Ed Power reviews Wicked at the BGE Theatre in Dublin

Review: The spell Wicked casts in Dublin is undeniable

Ed Power reviews Wicked at the BGE Theatre in Dublin.

[rating]4[/rating]

A ridiculous politician, high on bluster, tightens his grip on power by appealing to the worst prejudices of the populace. His hair is silly, but his rhetoric is potent, and he has a powerful aversion to women who know their minds. When Winnie Holzman and Stephen Schwartz debuted Wicked on Broadway, in 2003, little could they have predicted how strongly this fantastic, hyperactive, and thumpingly allegorical Wizard Of Oz prequel would resonate years later.

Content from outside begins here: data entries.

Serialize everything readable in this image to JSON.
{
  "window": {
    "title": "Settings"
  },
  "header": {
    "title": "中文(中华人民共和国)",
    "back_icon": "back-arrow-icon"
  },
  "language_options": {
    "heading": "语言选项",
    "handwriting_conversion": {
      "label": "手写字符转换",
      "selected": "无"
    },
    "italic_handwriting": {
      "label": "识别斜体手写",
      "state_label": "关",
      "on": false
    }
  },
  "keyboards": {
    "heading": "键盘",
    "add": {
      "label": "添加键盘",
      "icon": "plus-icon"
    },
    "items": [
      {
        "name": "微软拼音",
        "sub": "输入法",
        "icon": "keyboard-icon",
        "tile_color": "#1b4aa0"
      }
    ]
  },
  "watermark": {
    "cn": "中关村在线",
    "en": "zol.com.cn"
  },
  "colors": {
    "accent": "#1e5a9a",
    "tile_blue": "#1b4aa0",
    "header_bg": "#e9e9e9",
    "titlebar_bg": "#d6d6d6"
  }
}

Yet, the contemporary parallels are undeniable, as the new UK touring production clicks its ruby slippers and materialises at BGE Theatre for a seven-week run.

The politician is the Wizard of Oz. As the 1939 adaptation of the Frank L Baum novel, The Wonderful Wizard of Oz, communicated so iconically, he’s a small man taking refuge in a vainglorious image. But he meets his match, and then some, in Amy Ross’s Elphaba. A green-skinned young woman raised an outcast, she is blessed with magical powers that draw her into conflict with the despicable Wizard (Steven Pinder).

She will become the cackling Wicked Witch of the West, who famously menaced Dorothy and unleashed her flying monkeys in the Hollywood film. Her airhead college roommate (Helen Woolf), meanwhile, is the younger manifestation of the Good Witch Glinda. As is the way with female relationships in teenage dramas, they start off despising one another, but are soon best friends forever, albeit best friends torn by their mutual feelings for Fiyero (Aaron Sidwell), a fly boy terrified that someone might see the substance behind his shallow exterior.

Savaged by critics on its debut, Wicked has become one of the great blockbuster musicals (it is reportedly beloved by teenage girls). It isn’t just the political overtones. An underdog tale spiced with brimstone, Wicked frames Elphaba as the misunderstood heroine, mocked by her classmates at Hogwarts-esque Shiz university and then manipulated — but only a little — by the Wizard.

Taking on a role made famous by Frozen’s Idina Menzel, Ross plays Elphaba with just the right blend of vulnerability and Hermione-esque moxie (though the bespectacled future-witch is really the Harry Potter of the piece). Every centimetre her match is Woolf, as Glinda, a ditzy tornado, who, to her eventual shame, is co-opted as the Wicked Witch’s mortal foe in the Wizard’s propaganda war.

Wicked is a bubbling, broiling concoction, to which can be added flying monkeys, whooshing broomsticks, and lurching mechanical contraptions. The biggest ‘special effect’ is Schwartz’s music and lyrics: a gummy bear blitz of show-stoppers that soar and swoop like cousins once removed to Frozen’s ‘Let It Go’ (the chorus to the Elphaba v Glinda dance-off, ‘What Is This Feeling’? will be rattling around your cranium for weeks). It’s a bit of a sprawl, and sometimes a syrupy mess, but the spell it casts is undeniable.